Looking back; it’s funny that the reason this park exists was because Eisner wanted to show off Universal. Both this and USF were meant to be “studio parks”. For both cases the studio theme was a failure and is pretty irrelevant now but while USF is a successful park, Disney’s Hollywood Studios is just… okay and definitely the least interesting of all the Disney Parks in Florida.
In many ways the "studio parks" aim to turn the idea of "themed experience" inside out.
Where as Haunted Mansion appears to be a functioning Haunted Mansion (when really it's just a clever facade and a well hidden showbuilding)
In a studio park the showbuilding
is the facade and the "haunted mansion" is tucked away inside
What was once an attempt to "hide" is now part of the experience, creating an experience where peering behind the curtain was no longer wrong, but part of the fun.

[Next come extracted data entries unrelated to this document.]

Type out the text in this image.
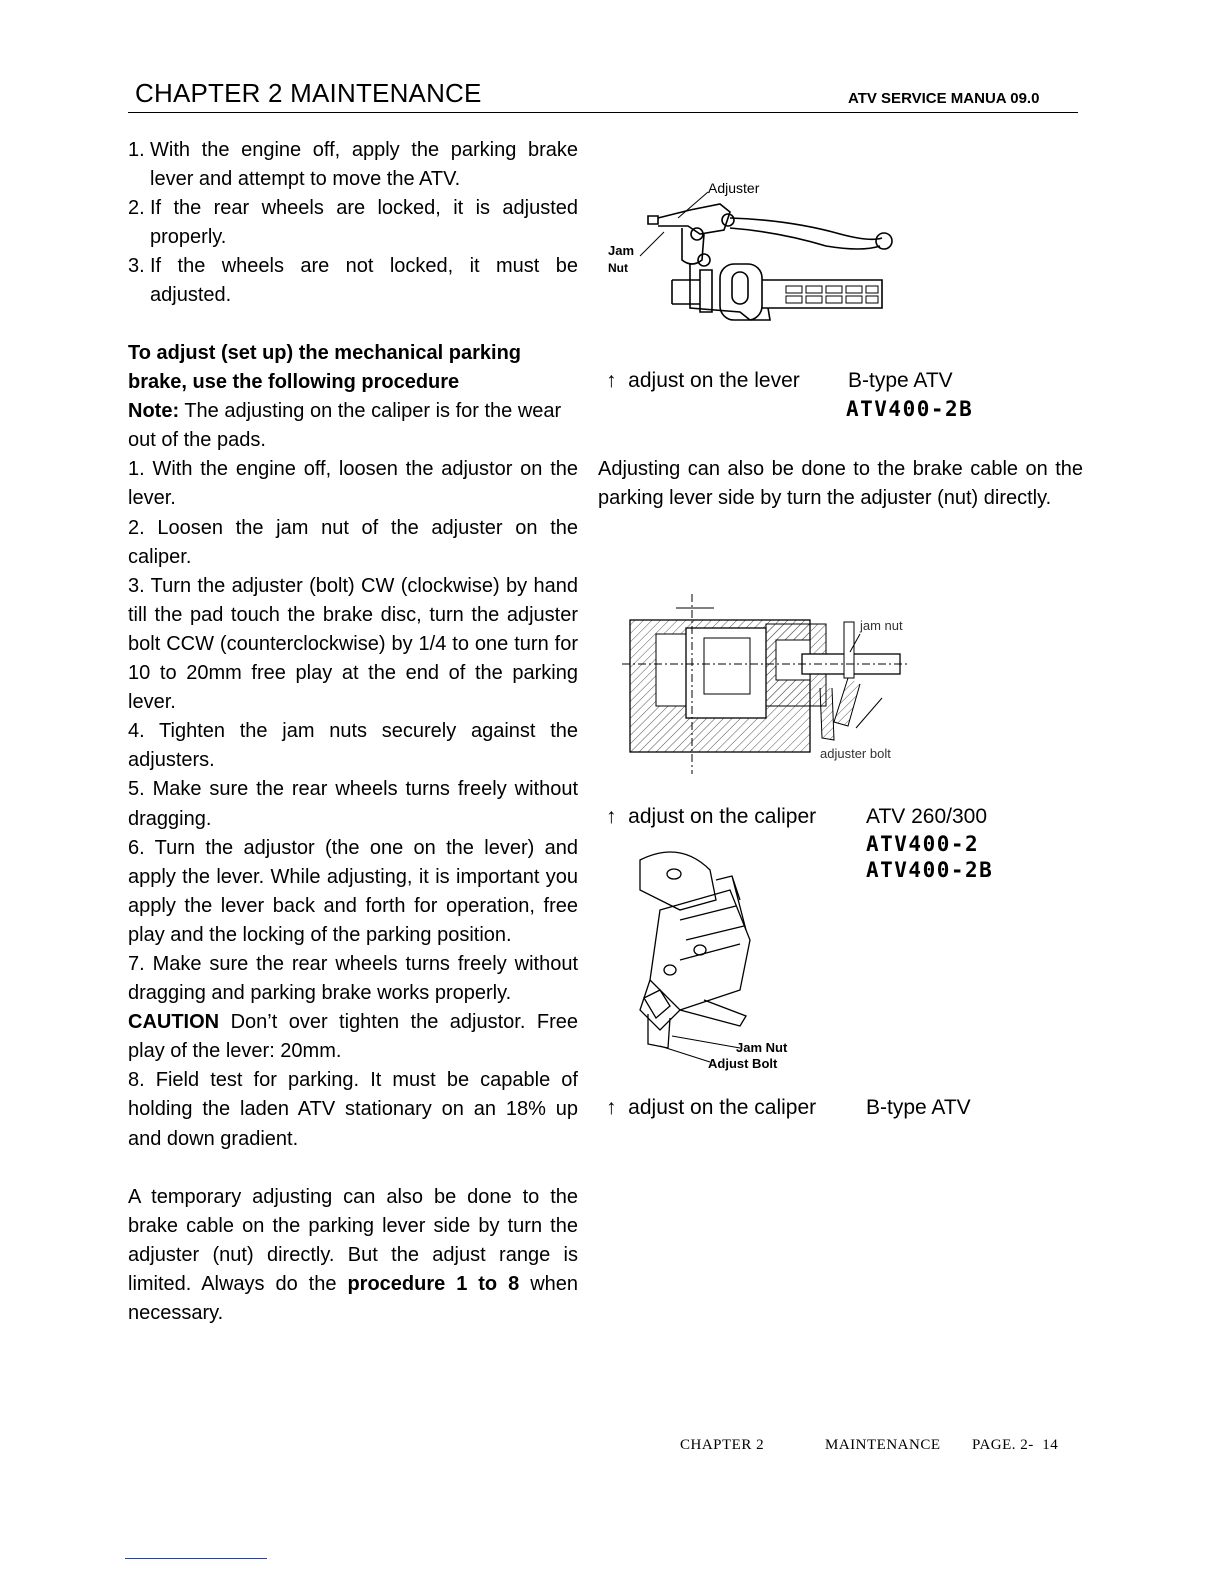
CHAPTER 2 MAINTENANCE	ATV SERVICE MANUA 09.0

1. With the engine off, apply the parking brake lever and attempt to move the ATV.

2. If the rear wheels are locked, it is adjusted properly.

3. If the wheels are not locked, it must be adjusted.

To adjust (set up) the mechanical parking brake, use the following procedure

Note: The adjusting on the caliper is for the wear out of the pads.

1. With the engine off, loosen the adjustor on the lever.

2. Loosen the jam nut of the adjuster on the caliper.

3. Turn the adjuster (bolt) CW (clockwise) by hand till the pad touch the brake disc, turn the adjuster bolt CCW (counterclockwise) by 1/4 to one turn for 10 to 20mm free play at the end of the parking lever.

4. Tighten the jam nuts securely against the adjusters.

5. Make sure the rear wheels turns freely without dragging.

6. Turn the adjustor (the one on the lever) and apply the lever. While adjusting, it is important you apply the lever back and forth for operation, free play and the locking of the parking position.

7. Make sure the rear wheels turns freely without dragging and parking brake works properly.

CAUTION Don’t over tighten the adjustor. Free play of the lever: 20mm.

8. Field test for parking. It must be capable of holding the laden ATV stationary on an 18% up and down gradient.

A temporary adjusting can also be done to the brake cable on the parking lever side by turn the adjuster (nut) directly. But the adjust range is limited. Always do the procedure 1 to 8 when necessary.

Adjuster
Jam
Nut
↑ adjust on the lever B-type ATV
ATV400-2B
Adjusting can also be done to the brake cable on the parking lever side by turn the adjuster (nut) directly.
jam nut
adjuster bolt
↑ adjust on the caliper ATV 260/300
ATV400-2
ATV400-2B
Jam Nut
Adjust Bolt
↑ adjust on the caliper B-type ATV
CHAPTER 2	MAINTENANCE PAGE. 2-  14
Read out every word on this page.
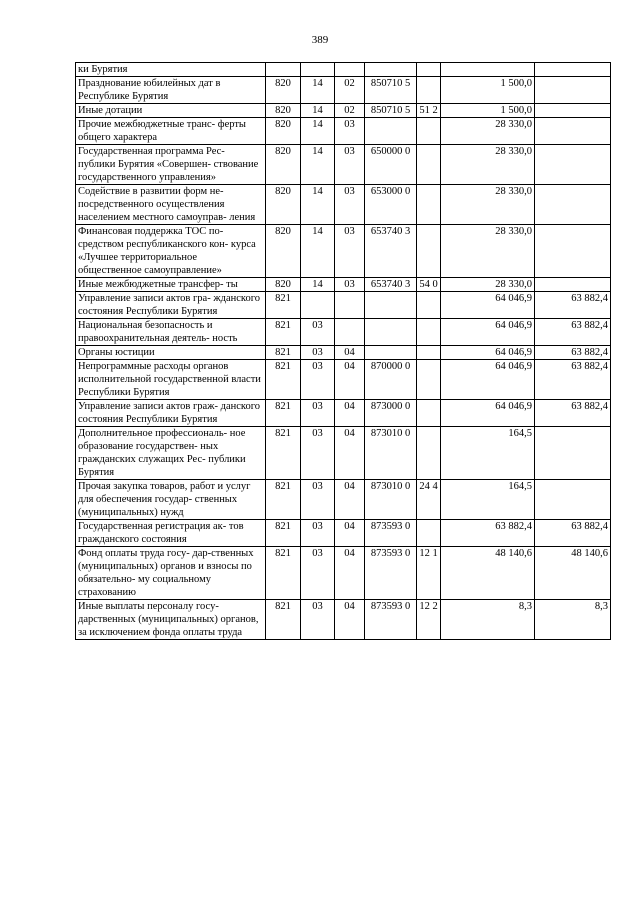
389
ки Бурятия							
Празднование юбилейных дат в Республике Бурятия	820	14	02	850710 5		1 500,0	
Иные дотации	820	14	02	850710 5	51 2	1 500,0	
Прочие межбюджетные транс- ферты общего характера	820	14	03			28 330,0	
Государственная программа Рес- публики Бурятия «Совершен- ствование государственного управления»	820	14	03	650000 0		28 330,0	
Содействие в развитии форм не- посредственного осуществления населением местного самоуправ- ления	820	14	03	653000 0		28 330,0	
Финансовая поддержка ТОС по- средством республиканского кон- курса «Лучшее территориальное общественное самоуправление»	820	14	03	653740 3		28 330,0	
Иные межбюджетные трансфер- ты	820	14	03	653740 3	54 0	28 330,0	
Управление записи актов гра- жданского состояния Республики Бурятия	821					64 046,9	63 882,4
Национальная безопасность и правоохранительная деятель- ность	821	03				64 046,9	63 882,4
Органы юстиции	821	03	04			64 046,9	63 882,4
Непрограммные расходы органов исполнительной государственной власти Республики Бурятия	821	03	04	870000 0		64 046,9	63 882,4
Управление записи актов граж- данского состояния Республики Бурятия	821	03	04	873000 0		64 046,9	63 882,4
Дополнительное профессиональ- ное образование государствен- ных гражданских служащих Рес- публики Бурятия	821	03	04	873010 0		164,5	
Прочая закупка товаров, работ и услуг для обеспечения государ- ственных (муниципальных) нужд	821	03	04	873010 0	24 4	164,5	
Государственная регистрация ак- тов гражданского состояния	821	03	04	873593 0		63 882,4	63 882,4
Фонд оплаты труда госу- дар-ственных (муниципальных) органов и взносы по обязательно- му социальному страхованию	821	03	04	873593 0	12 1	48 140,6	48 140,6
Иные выплаты персоналу госу- дарственных (муниципальных) органов, за исключением фонда оплаты труда	821	03	04	873593 0	12 2	8,3	8,3
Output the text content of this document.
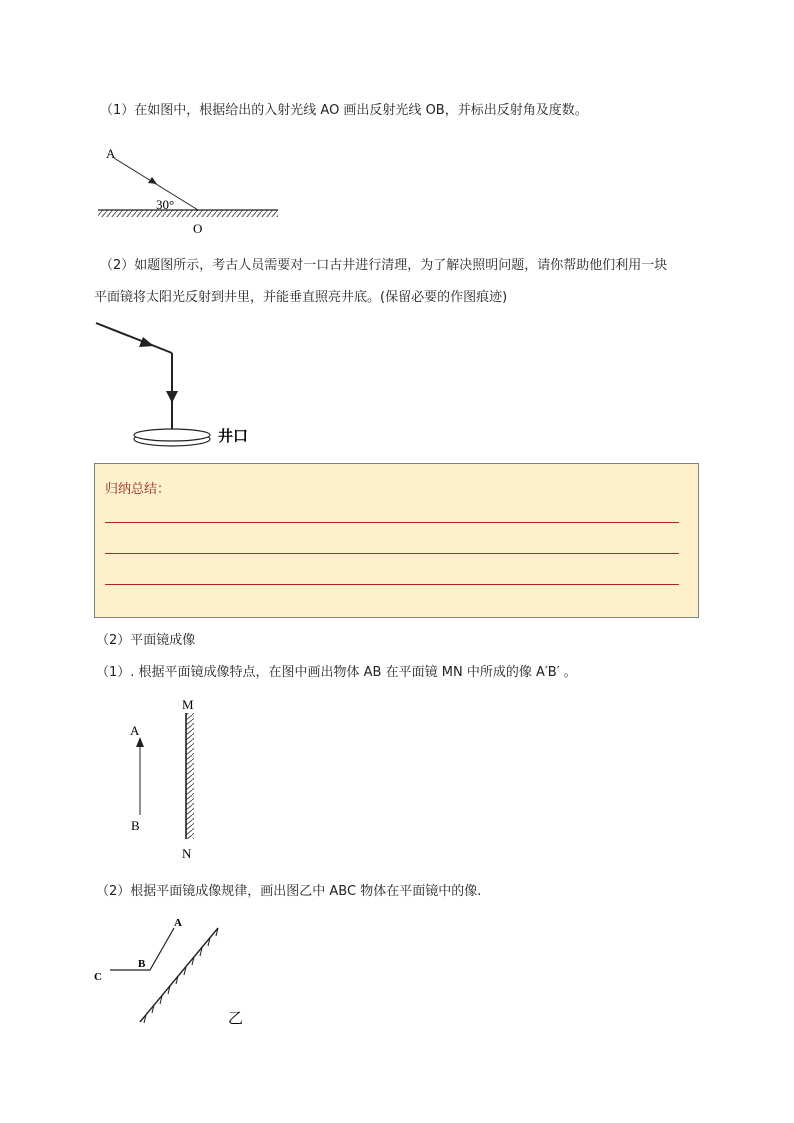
（1）在如图中，根据给出的入射光线 AO 画出反射光线 OB，并标出反射角及度数。
A
30°
O
（2）如题图所示，考古人员需要对一口古井进行清理，为了解决照明问题，请你帮助他们利用一块
平面镜将太阳光反射到井里，并能垂直照亮井底。(保留必要的作图痕迹)
井口
归纳总结：
（2）平面镜成像
（1）. 根据平面镜成像特点，在图中画出物体 AB 在平面镜 MN 中所成的像 A′B′ 。
M
N
A
B
（2）根据平面镜成像规律，画出图乙中 ABC 物体在平面镜中的像.
A
B
C
乙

If you think about it, in Magic Kingdom, if you see a showbuilding or go behind a facade, you are typically being e-vacd or somewhere you aren't supposed to be
However, Catastrophe Canyon showed you a disaster scene in a canyon and then drove around and showed you the back of that canyon as nothing more than a nest of steel and concrete.
It was a unique concept at the time and definitely something audiences ate up, not necessarily a "failure"...it just had a short shelf life before it became garrish and cheap (in appearance)
IMO Hollywood Studio's big issue is it wasn't as fleshed out as Universal Studios was upon opening.
Even with the additions of TSL and SW, I still feel this way.